Profi-Tipp: Mach dir eine kurze Liste der betroffenen Stellen rund ums Haus – Einflugschneisen, problematische Fenster, Sitzplätze. Dann gehst du systematisch vor: zuerst bauliche Maßnahmen, dann Verhaltensanpassungen, dann Repellent. Das spart Zeit, Geld und Nerven.
Häufige Fragen
Wie unterscheide ich Hornissen von Wespen?
Hornissen sind mit bis zu 3,5 cm deutlich größer als Wespen und haben eine markante rotbraune Färbung am Kopf und Oberkörper, während Wespen kleiner und rein gelb-schwarz gezeichnet sind. Wichtig: Diese Unterscheidung ist entscheidend, da Hornissen unter strengem Artenschutz stehen, was für die meisten Wespenarten nicht in dem Maße gilt.
Wann ist ein Hornissennest von selbst wieder leer?
Ein Hornissennest ist einjährig und wird nur einen Sommer lang bewohnt; das gesamte Volk, inklusive der Königin, stirbt im Spätherbst von allein ab. Das bedeutet, dass das Nest spätestens im November leer ist und im Folgejahr auch nicht wieder besiedelt wird. Profi-Tipp: Wenn keine akute Gefahr besteht, ist Abwarten die einfachste und sicherste Lösung.
Sind Hornissen für Kinder oder Haustiere gefährlich?
Hornissen sind von Natur aus friedfertig und nicht aggressiv, solange man einen Sicherheitsabstand von etwa drei bis vier Metern zum Nest einhält und hektische Bewegungen vermeidet. Eine Gefahr besteht hauptsächlich bei einer Insektengiftallergie oder wenn die Tiere sich direkt bedroht fühlen. Achtung: Halte Kinder durch eine einfache Absperrung vom Nestbereich fern, um unbedachte, schnelle Bewegungen zu verhindern.

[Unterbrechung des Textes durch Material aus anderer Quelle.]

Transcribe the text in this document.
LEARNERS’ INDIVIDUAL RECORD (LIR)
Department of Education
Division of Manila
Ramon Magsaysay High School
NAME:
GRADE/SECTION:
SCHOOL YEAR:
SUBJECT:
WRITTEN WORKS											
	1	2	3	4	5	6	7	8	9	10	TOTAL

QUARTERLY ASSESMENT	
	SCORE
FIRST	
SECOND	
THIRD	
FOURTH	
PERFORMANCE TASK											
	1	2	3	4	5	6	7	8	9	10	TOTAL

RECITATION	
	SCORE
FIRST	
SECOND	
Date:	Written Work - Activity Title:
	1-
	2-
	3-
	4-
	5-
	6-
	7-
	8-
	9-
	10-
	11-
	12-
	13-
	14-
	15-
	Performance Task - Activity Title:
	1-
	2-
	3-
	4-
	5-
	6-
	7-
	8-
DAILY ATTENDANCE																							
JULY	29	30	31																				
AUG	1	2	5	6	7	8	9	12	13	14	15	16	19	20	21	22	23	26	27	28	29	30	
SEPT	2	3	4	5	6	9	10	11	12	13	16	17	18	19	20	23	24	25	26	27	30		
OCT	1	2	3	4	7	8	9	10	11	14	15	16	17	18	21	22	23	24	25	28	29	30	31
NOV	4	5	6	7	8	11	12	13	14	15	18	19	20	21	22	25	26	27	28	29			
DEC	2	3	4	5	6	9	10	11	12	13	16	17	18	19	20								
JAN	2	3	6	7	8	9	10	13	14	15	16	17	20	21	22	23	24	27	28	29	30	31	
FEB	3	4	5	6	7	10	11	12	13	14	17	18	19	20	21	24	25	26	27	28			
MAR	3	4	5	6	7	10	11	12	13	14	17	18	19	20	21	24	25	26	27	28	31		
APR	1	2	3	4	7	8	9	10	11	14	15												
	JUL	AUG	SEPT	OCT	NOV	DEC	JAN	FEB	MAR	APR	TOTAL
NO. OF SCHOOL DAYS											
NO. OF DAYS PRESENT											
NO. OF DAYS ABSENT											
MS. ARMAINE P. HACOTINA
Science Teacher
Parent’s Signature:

Warum sollte ich ein Hornissennest nicht mit Hausmitteln bekämpfen?
Jegliche eigenmächtige Bekämpfung eines Hornissennests mit Sprays, Wasser oder anderen Mitteln ist gesetzlich verboten und kann extrem hohe Bußgelder nach sich ziehen. Zudem reizen solche Versuche die Tiere unnötig, was zu gefährlichen Abwehrreaktionen des gesamten Volkes führen kann. Überlasse Eingriffe ausnahmslos einem geprüften Fachmann nach behördlicher Genehmigung.
Wie kann ich verhindern, dass sich Hornissen bei mir einnisten?
Die beste Vorbeugung ist es, potenziellen Nistplätzen wie Rollladenkästen, Dachböden oder Spalten im Mauerwerk den Zugang zu versperren. Führe diese Abdichtungsarbeiten idealerweise im zeitigen Frühjahr, also im März oder April, durch, bevor die Königinnen auf Nistplatzsuche gehen. Das regelmäßige Bewegen von Rollläden macht diese ebenfalls unattraktiv.